# What is the projection of <0, 1, 3> onto <0, 4, 4>?

Dec 24, 2016

The vector projection is $< 0 , 2 , 2 >$, the scalar projection is $2 \sqrt{2}$. See below.

#### Explanation:

Given $\vec{a} = < 0 , 1 , 3 >$ and $\vec{b} = < 0 , 4 , 4 >$, we can find $p r o {j}_{\vec{b}} \vec{a}$, the vector projection of $\vec{a}$ onto $\vec{b}$ using the following formula:

$p r o {j}_{\vec{b}} \vec{a} = \left(\frac{\vec{a} \cdot \vec{b}}{| \vec{b} |}\right) \frac{\vec{b}}{|} \vec{b} |$

That is, the dot product of the two vectors divided by the magnitude of $\vec{b}$, multiplied by $\vec{b}$ divided by its magnitude. The second quantity is a vector quantity, as we divide a vector by a scalar. Note that we divide $\vec{b}$ by its magnitude in order to obtain a unit vector (vector with magnitude of $1$). You might notice that the first quantity is scalar, as we know that when we take the dot product of two vectors, the resultant is a scalar.
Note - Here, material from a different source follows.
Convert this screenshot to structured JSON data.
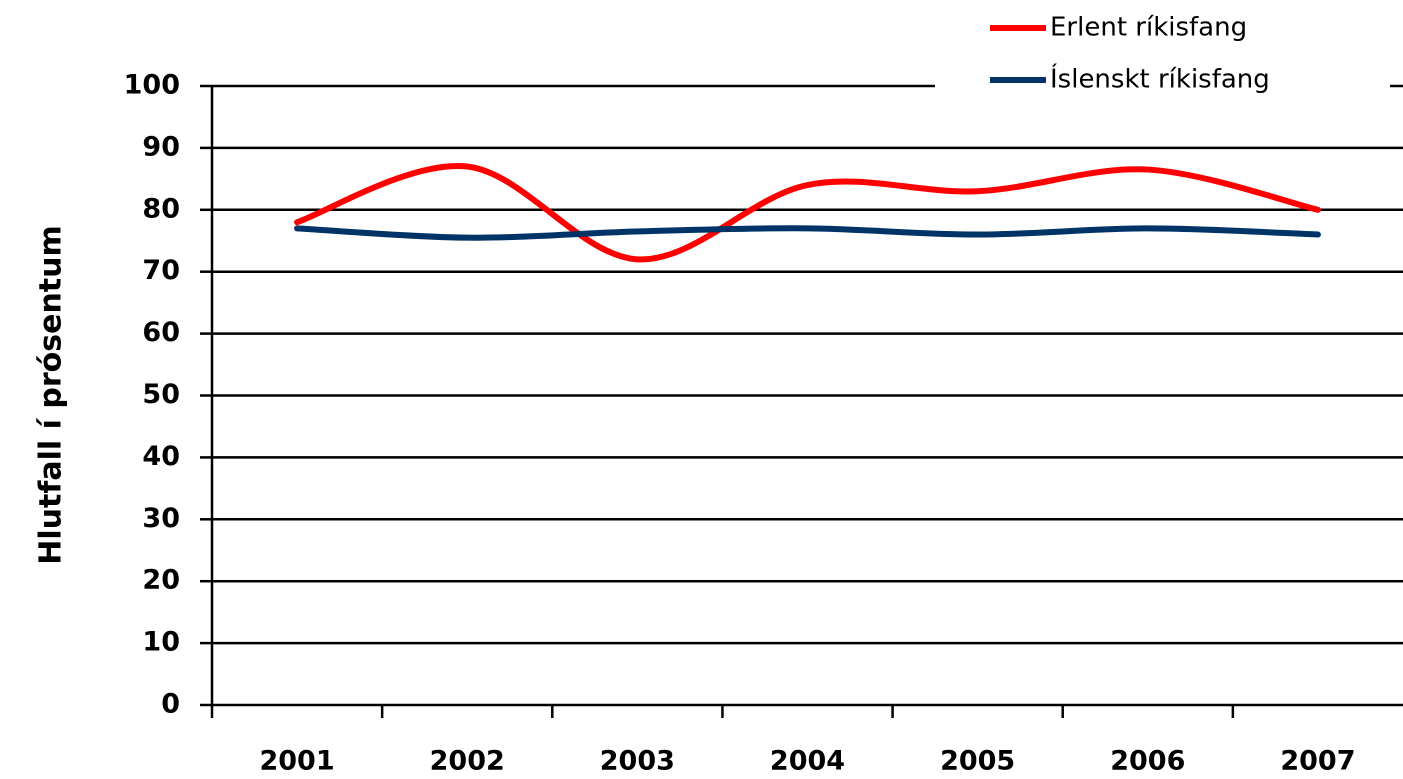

Therefore, the scalar projection of $a$ onto $b$ is $c o m {p}_{\vec{b}} \vec{a} = \frac{a \cdot b}{| b |}$, also written $| p r o {j}_{\vec{b}} \vec{a} |$.

We can start by taking the dot product of the two vectors:

$\vec{a} \cdot \vec{b} = < 0 , 1 , 3 > \cdot < 0 , 4 , 4 >$

$\implies \left(0 \cdot 0\right) + \left(4 \cdot 1\right) + \left(4 \cdot 3\right)$

$\implies 0 + 4 + 12 = 16$

Then we can find the magnitude of $\vec{b}$ by taking the square root of the sum of the squares of each of the components.

$| \vec{b} | = \sqrt{{\left({b}_{x}\right)}^{2} + {\left({b}_{y}\right)}^{2} + {\left({b}_{z}\right)}^{2}}$

$| \vec{b} | = \sqrt{{\left(0\right)}^{2} + {\left(4\right)}^{2} + {\left(4\right)}^{2}}$

$\implies \sqrt{0 + 16 + 16} = \sqrt{32}$

And now we have everything we need to find the vector projection of $\vec{a}$ onto $\vec{b}$.

$p r o {j}_{\vec{b}} \vec{a} = \frac{16}{\sqrt{32}} \cdot \frac{< 0 , 4 , 4 >}{\sqrt{32}}$

$\implies \frac{16 < 0 , 4 , 4 >}{32}$

$\implies \frac{< 0 , 4 , 4 >}{2}$

$\implies < 0 , 2 , 2 >$

The scalar projection of $\vec{a}$ onto $\vec{b}$ is just the first half of the formula, where $c o m {p}_{\vec{b}} \vec{a} = \frac{a \cdot b}{| b |}$. Therefore, the scalar projection is $\frac{16}{\sqrt{32}}$, which further simplifies to $2 \sqrt{2}$. I've shown the simplification below.

$\frac{16}{\sqrt{32}}$

$\implies \frac{16}{\sqrt{16 \cdot 2}}$

$\implies \frac{16}{4 \cdot \sqrt{2}}$

$\implies \frac{4}{\sqrt{2}}$

$\implies \frac{4 \cdot \sqrt{2}}{\sqrt{2} \cdot \sqrt{2}}$

$\implies \frac{4 \sqrt{2}}{2}$

$\implies 2 \sqrt{2}$

Hope that helps!